11. Homicide. — Instruction including words "or in sudden heat and passion," not appearing in indictment for voluntary manslaughter, held not prejudicial to defendant, in view of ample evidence that homicide resulted from "sudden affray" as charged in indictment (Criminal Code of Practice, sec. 340).

Appeal from Fulton Circuit Court.

STEVE WILEY for appellant.

BAILEY P. WOOTTON, Attorney General, and H. HAMILTON RICE, Assistant Attorney General, for appellee.

OPINION OF THE COURT BY CREAL, COMMISSIONER.

Affirming.

By verdict and judgment of the Fulton circuit court, Sherman Bynum has been convicted of voluntary manslaughter and his punishment fixed at ten years' imprisonment. He is prosecuting this appeal.

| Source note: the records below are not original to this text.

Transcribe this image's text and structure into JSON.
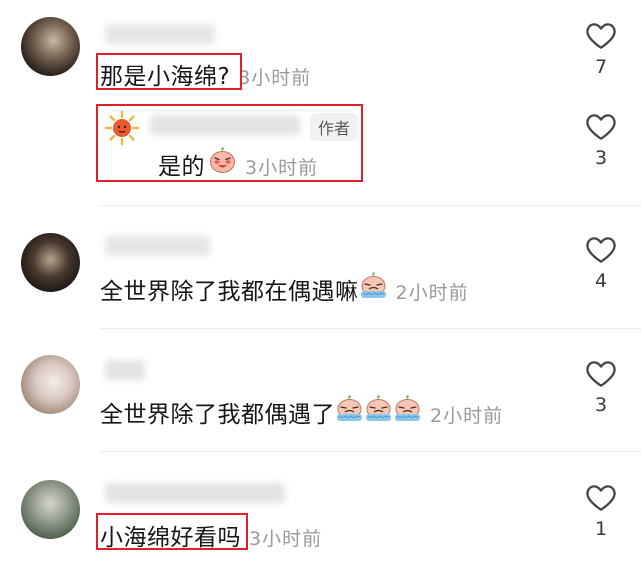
{
  "comments": [
    {
      "text": "那是小海绵?",
      "time": "3小时前",
      "likes": "7"
    },
    {
      "text": "是的",
      "time": "3小时前",
      "likes": "3",
      "badge": "作者",
      "is_reply": true
    },
    {
      "text": "全世界除了我都在偶遇嘛",
      "time": "2小时前",
      "likes": "4"
    },
    {
      "text": "全世界除了我都偶遇了",
      "time": "2小时前",
      "likes": "3"
    },
    {
      "text": "小海绵好看吗",
      "time": "3小时前",
      "likes": "1"
    }
  ],
  "icons": {
    "like": "heart-outline-icon",
    "emoji_blush": "blushing-face-emoji",
    "emoji_cry": "crying-baby-emoji",
    "author_avatar": "sun-icon"
  },
  "colors": {
    "highlight": "#e2202b",
    "time": "#9a9a9a",
    "divider": "#ececec"
  }
}
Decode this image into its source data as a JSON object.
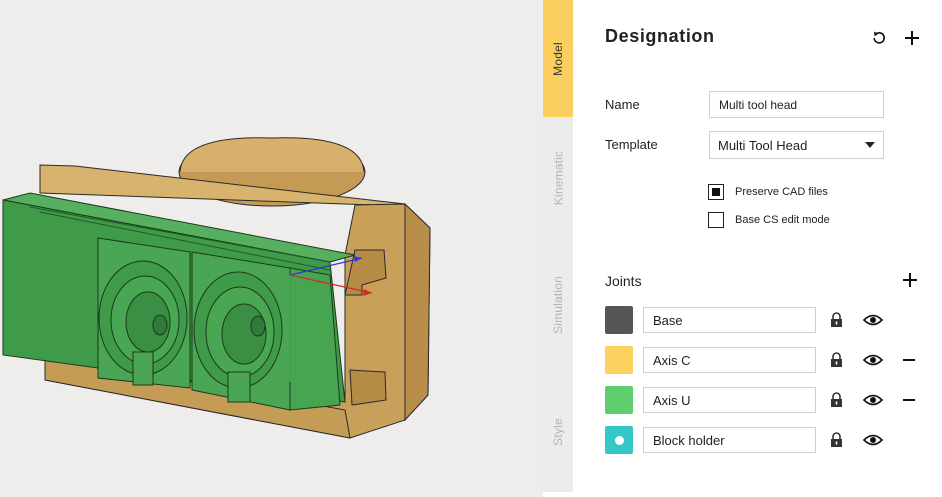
{
  "tabs": [
    {
      "label": "Model",
      "active": true
    },
    {
      "label": "Kinematic",
      "active": false
    },
    {
      "label": "Simulation",
      "active": false
    },
    {
      "label": "Style",
      "active": false
    }
  ],
  "header": {
    "title": "Designation",
    "reset_icon": "reset-icon",
    "add_icon": "plus-icon"
  },
  "form": {
    "name_label": "Name",
    "name_value": "Multi tool head",
    "template_label": "Template",
    "template_value": "Multi Tool Head",
    "preserve_label": "Preserve CAD files",
    "preserve_checked": true,
    "basecs_label": "Base CS edit mode",
    "basecs_checked": false
  },
  "joints": {
    "title": "Joints",
    "items": [
      {
        "label": "Base",
        "color": "#565656",
        "removable": false,
        "dot": false
      },
      {
        "label": "Axis C",
        "color": "#fbd25f",
        "removable": true,
        "dot": false
      },
      {
        "label": "Axis U",
        "color": "#5fcf6d",
        "removable": true,
        "dot": false
      },
      {
        "label": "Block holder",
        "color": "#35c7c7",
        "removable": false,
        "dot": true
      }
    ]
  },
  "colors": {
    "accent": "#fbcf5f",
    "viewport_bg": "#efedeb",
    "model_tan": "#c9a15c",
    "model_green": "#3f9b4a"
  }
}
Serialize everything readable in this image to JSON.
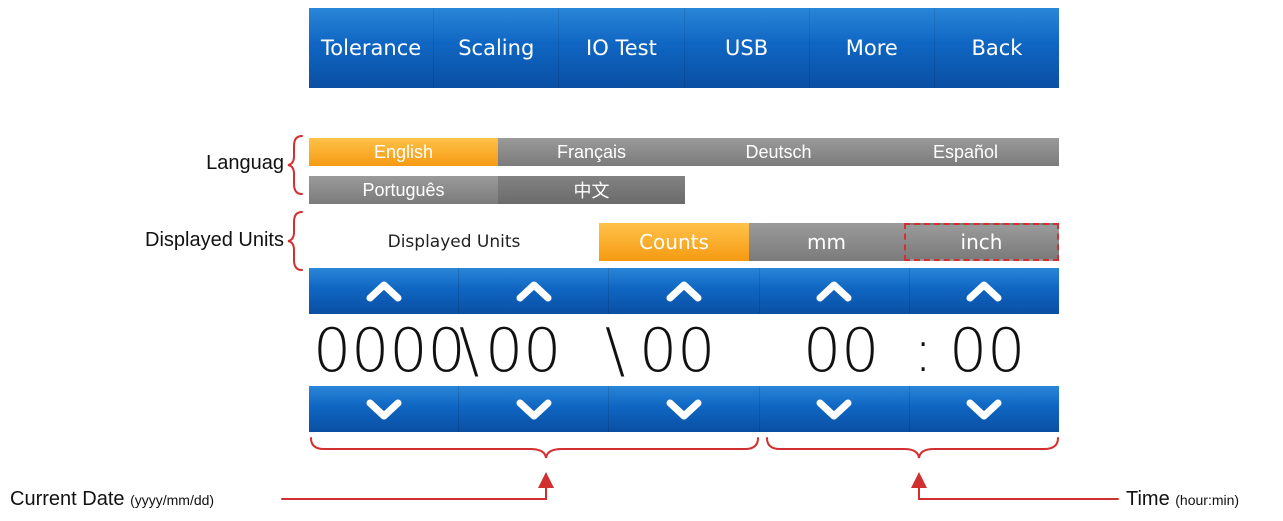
{
  "topbar": [
    "Tolerance",
    "Scaling",
    "IO Test",
    "USB",
    "More",
    "Back"
  ],
  "languages": {
    "selected": "English",
    "items": [
      "English",
      "Français",
      "Deutsch",
      "Español",
      "Português",
      "中文"
    ]
  },
  "units": {
    "label": "Displayed Units",
    "options": [
      "Counts",
      "mm",
      "inch"
    ],
    "selected": "Counts"
  },
  "datetime": {
    "year": "0000",
    "sep1": "\\",
    "month": "00",
    "sep2": "\\",
    "day": "00",
    "hour": "00",
    "colon": ":",
    "minute": "00"
  },
  "annotations": {
    "language": "Languag",
    "units": "Displayed Units",
    "date_main": "Current Date",
    "date_sub": "(yyyy/mm/dd)",
    "time_main": "Time",
    "time_sub": "(hour:min)"
  },
  "colors": {
    "blue": "#0f66c2",
    "orange": "#f59a12",
    "gray": "#8a8a8a",
    "annotation": "#d23030"
  }
}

The indictment charges the offense of voluntary manslaughter committed by unlawfully, willfully, feloniously, and in sudden affray shooting, wounding, and killing Bert Owens with a pistol. Since neither the weight nor sufficiency of the evidence is called in question, it will be unnecessary to detail any of the proven circumstances attending the homicide except in so far as they may relate to other grounds argued for reversal.

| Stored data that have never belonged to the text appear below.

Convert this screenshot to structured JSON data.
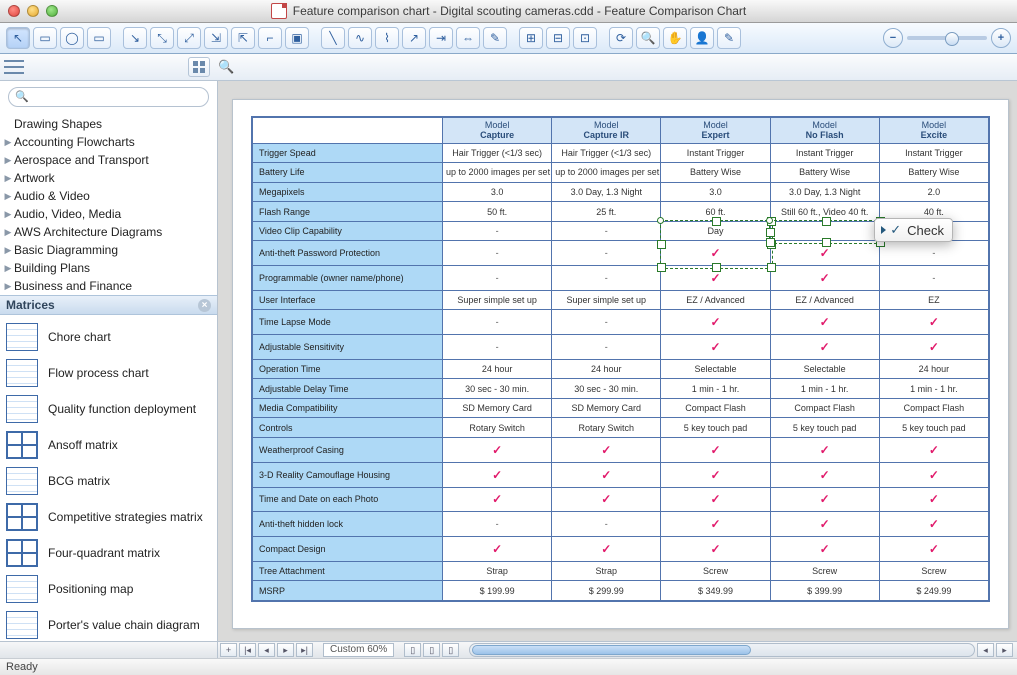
{
  "window": {
    "title": "Feature comparison chart - Digital scouting cameras.cdd - Feature Comparison Chart"
  },
  "sidebar": {
    "search_placeholder": "",
    "first_header": "Drawing Shapes",
    "categories": [
      "Accounting Flowcharts",
      "Aerospace and Transport",
      "Artwork",
      "Audio & Video",
      "Audio, Video, Media",
      "AWS Architecture Diagrams",
      "Basic Diagramming",
      "Building Plans",
      "Business and Finance"
    ],
    "section_title": "Matrices",
    "shapes": [
      "Chore chart",
      "Flow process chart",
      "Quality function deployment",
      "Ansoff matrix",
      "BCG matrix",
      "Competitive strategies matrix",
      "Four-quadrant matrix",
      "Positioning map",
      "Porter's value chain diagram"
    ]
  },
  "popup": {
    "check_label": "Check"
  },
  "chart_data": {
    "type": "table",
    "title": "Feature Comparison Chart",
    "col_header_top": "Model",
    "columns": [
      "Capture",
      "Capture IR",
      "Expert",
      "No Flash",
      "Excite"
    ],
    "rows": [
      {
        "label": "Trigger Spead",
        "cells": [
          "Hair Trigger (<1/3 sec)",
          "Hair Trigger (<1/3 sec)",
          "Instant Trigger",
          "Instant Trigger",
          "Instant Trigger"
        ]
      },
      {
        "label": "Battery Life",
        "cells": [
          "up to 2000 images per set",
          "up to 2000 images per set",
          "Battery Wise",
          "Battery Wise",
          "Battery Wise"
        ]
      },
      {
        "label": "Megapixels",
        "cells": [
          "3.0",
          "3.0 Day, 1.3 Night",
          "3.0",
          "3.0 Day, 1.3 Night",
          "2.0"
        ]
      },
      {
        "label": "Flash Range",
        "cells": [
          "50 ft.",
          "25 ft.",
          "60 ft.",
          "Still 60 ft., Video 40 ft.",
          "40 ft."
        ]
      },
      {
        "label": "Video Clip Capability",
        "cells": [
          "-",
          "-",
          "Day",
          "",
          "-"
        ]
      },
      {
        "label": "Anti-theft Password Protection",
        "cells": [
          "-",
          "-",
          "✓",
          "✓",
          "-"
        ]
      },
      {
        "label": "Programmable (owner name/phone)",
        "cells": [
          "-",
          "-",
          "✓",
          "✓",
          "-"
        ]
      },
      {
        "label": "User Interface",
        "cells": [
          "Super simple set up",
          "Super simple set up",
          "EZ / Advanced",
          "EZ / Advanced",
          "EZ"
        ]
      },
      {
        "label": "Time Lapse Mode",
        "cells": [
          "-",
          "-",
          "✓",
          "✓",
          "✓"
        ]
      },
      {
        "label": "Adjustable Sensitivity",
        "cells": [
          "-",
          "-",
          "✓",
          "✓",
          "✓"
        ]
      },
      {
        "label": "Operation Time",
        "cells": [
          "24 hour",
          "24 hour",
          "Selectable",
          "Selectable",
          "24 hour"
        ]
      },
      {
        "label": "Adjustable Delay Time",
        "cells": [
          "30 sec - 30 min.",
          "30 sec - 30 min.",
          "1 min - 1 hr.",
          "1 min - 1 hr.",
          "1 min - 1 hr."
        ]
      },
      {
        "label": "Media Compatibility",
        "cells": [
          "SD Memory Card",
          "SD Memory Card",
          "Compact Flash",
          "Compact Flash",
          "Compact Flash"
        ]
      },
      {
        "label": "Controls",
        "cells": [
          "Rotary Switch",
          "Rotary Switch",
          "5 key touch pad",
          "5 key touch pad",
          "5 key touch pad"
        ]
      },
      {
        "label": "Weatherproof Casing",
        "cells": [
          "✓",
          "✓",
          "✓",
          "✓",
          "✓"
        ]
      },
      {
        "label": "3-D Reality Camouflage Housing",
        "cells": [
          "✓",
          "✓",
          "✓",
          "✓",
          "✓"
        ]
      },
      {
        "label": "Time and Date on each Photo",
        "cells": [
          "✓",
          "✓",
          "✓",
          "✓",
          "✓"
        ]
      },
      {
        "label": "Anti-theft hidden lock",
        "cells": [
          "-",
          "-",
          "✓",
          "✓",
          "✓"
        ]
      },
      {
        "label": "Compact Design",
        "cells": [
          "✓",
          "✓",
          "✓",
          "✓",
          "✓"
        ]
      },
      {
        "label": "Tree Attachment",
        "cells": [
          "Strap",
          "Strap",
          "Screw",
          "Screw",
          "Screw"
        ]
      },
      {
        "label": "MSRP",
        "cells": [
          "$ 199.99",
          "$ 299.99",
          "$ 349.99",
          "$ 399.99",
          "$ 249.99"
        ]
      }
    ]
  },
  "footer": {
    "zoom_label": "Custom 60%",
    "status": "Ready"
  }
}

The grounds argued and relied on for reversal, in substance, are: (1) That the indictment is fatally defective and subject to demurrer; (2) that the commonwealth's attorney made highly improper and prejudicial statements in his opening presentation of the case to the jury; (3) that the court erred in the admission of incompetent evidence; (4) that the court failed to submit to the jury the whole law of the case; and (5) that instruction No. 1 is erroneous and prejudicial.

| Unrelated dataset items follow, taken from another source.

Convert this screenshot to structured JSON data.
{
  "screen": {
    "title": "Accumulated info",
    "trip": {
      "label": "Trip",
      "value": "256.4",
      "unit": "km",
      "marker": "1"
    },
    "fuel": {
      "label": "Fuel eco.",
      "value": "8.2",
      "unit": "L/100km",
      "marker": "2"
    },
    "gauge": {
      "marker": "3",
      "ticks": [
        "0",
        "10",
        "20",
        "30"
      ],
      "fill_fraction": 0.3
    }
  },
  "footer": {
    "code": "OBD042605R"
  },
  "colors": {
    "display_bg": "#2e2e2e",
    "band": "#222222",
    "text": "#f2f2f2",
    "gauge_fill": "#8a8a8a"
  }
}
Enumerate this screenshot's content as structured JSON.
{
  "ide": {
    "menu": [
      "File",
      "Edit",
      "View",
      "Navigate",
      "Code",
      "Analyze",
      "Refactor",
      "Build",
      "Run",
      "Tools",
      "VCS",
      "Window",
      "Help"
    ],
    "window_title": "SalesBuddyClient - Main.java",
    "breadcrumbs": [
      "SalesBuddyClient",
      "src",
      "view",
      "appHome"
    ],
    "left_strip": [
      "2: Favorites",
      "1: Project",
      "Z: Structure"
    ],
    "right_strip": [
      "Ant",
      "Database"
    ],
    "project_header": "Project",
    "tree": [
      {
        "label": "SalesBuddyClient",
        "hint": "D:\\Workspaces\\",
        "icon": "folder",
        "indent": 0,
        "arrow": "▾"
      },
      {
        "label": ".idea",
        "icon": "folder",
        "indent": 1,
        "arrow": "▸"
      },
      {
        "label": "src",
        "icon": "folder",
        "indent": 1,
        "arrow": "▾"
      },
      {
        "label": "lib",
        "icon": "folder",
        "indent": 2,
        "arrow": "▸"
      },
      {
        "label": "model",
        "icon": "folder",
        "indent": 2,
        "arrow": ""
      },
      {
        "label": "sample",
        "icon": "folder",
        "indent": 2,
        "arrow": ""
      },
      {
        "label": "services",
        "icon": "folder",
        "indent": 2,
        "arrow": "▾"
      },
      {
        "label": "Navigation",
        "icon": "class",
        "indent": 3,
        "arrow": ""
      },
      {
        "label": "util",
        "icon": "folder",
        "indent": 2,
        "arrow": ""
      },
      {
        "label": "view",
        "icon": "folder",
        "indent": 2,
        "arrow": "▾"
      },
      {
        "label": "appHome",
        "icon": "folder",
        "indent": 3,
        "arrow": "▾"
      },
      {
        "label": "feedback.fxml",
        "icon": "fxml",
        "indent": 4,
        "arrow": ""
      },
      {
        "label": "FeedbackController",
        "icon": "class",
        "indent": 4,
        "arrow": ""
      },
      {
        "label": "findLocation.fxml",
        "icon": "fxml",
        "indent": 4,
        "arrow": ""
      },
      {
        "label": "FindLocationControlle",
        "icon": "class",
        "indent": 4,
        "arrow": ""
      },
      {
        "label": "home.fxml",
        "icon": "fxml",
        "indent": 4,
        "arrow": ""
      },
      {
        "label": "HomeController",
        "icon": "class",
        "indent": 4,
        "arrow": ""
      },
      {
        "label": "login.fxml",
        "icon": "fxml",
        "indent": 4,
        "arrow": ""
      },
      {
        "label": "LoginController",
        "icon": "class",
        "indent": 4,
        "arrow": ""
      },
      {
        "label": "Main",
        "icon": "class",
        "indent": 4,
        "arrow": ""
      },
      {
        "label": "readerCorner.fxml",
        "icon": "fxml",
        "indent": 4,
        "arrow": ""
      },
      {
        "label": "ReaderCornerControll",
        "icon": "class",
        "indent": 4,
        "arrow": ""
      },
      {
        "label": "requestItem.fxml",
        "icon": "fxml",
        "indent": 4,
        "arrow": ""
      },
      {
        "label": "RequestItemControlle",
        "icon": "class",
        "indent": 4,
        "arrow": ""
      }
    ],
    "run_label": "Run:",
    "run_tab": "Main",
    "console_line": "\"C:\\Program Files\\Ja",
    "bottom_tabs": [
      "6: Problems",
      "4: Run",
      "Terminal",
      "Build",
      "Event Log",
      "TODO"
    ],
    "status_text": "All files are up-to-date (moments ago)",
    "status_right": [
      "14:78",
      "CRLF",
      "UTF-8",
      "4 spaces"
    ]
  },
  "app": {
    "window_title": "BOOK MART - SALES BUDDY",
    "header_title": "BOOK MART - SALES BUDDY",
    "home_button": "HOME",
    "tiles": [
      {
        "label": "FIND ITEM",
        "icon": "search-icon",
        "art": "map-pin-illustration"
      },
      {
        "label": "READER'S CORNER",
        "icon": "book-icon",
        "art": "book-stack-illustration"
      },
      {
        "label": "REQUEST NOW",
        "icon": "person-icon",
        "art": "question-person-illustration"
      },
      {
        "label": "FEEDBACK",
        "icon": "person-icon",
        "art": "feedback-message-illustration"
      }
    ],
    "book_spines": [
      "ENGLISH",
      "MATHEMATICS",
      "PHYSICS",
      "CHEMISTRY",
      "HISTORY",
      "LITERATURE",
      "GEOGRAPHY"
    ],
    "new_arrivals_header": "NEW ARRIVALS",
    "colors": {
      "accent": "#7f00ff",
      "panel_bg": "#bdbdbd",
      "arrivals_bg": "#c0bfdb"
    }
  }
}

The indictment is challenged as defective in that it does not use the words "or in sudden heat and passion" in connection with the words "in sudden affray," as is usual in such indictments. As supporting this contention, counsel relies on the case of Commonwealth v. Mosser, 133 Ky. 609, 118 S.W. 915. A careful reading of that case will disclose that while it does use both of the above-quoted terms in referring to a proper indictment for voluntary manslaughter, it does not hold that the use of both terms is necessary to make the indictment good. On the other hand, in the case of Coe v. Commonwealth, 94 Ky. 606, 23 S.W. 371, 15 Ky. Law Rep. 284, it is held that in an indictment for manslaughter the words "in sudden affray" are sufficiently descriptive of the offense charged. In the light of that authority it is apparent that the court did not err in overruling the demurrer to the indictment.

In his opening statement the commonwealth's attorney, among other things, said:

"This killing occurred at the home of a woman by the name of Dora Guthrie. She was a witness for the defendant in this case when it was tried before. She may be here to testify for the defendant again, and she may not. But if she does, we are going to show that she is a woman of bad reputation and absolutely unworthy of belief."

In his assertion that this statement is improper and prejudicial to appellant, counsel cites and relies on the case of Middleton v. Commonwealth, 188 Ky. 247, 221 S.W. 563. In that case it is said in effect that in the statement of the case, the commonwealth's attorney should confine himself to a brief statement of the facts which he expects to develop by proof, and not to comment on the character of witnesses who may or may not be introduced. That case may be easily distinguished because it condemned statements of the commonwealth's attorney that if certain witnesses took the witness stand, the commonwealth would show that they had a criminal record replete with the commission of other felonies in no way connected with the offense for which the accused was being tried and which would not be a proper subject of proof on the trial. Here the commonwealth's attorney was merely making a statement of proof he expected to introduce as to the character of a prospective witness for truth and morality. Clearly such evidence would have been competent.

In the case of Choate v. Commonwealth, 176 Ky. 427, 195 S.W. 1080, 1087, the court disposed of a similar contention, saying:

"* * * Counsel may briefly direct the attention of the jury to all the facts and circumstances which counsel in good faith believes will be allowable to develop in the evidence."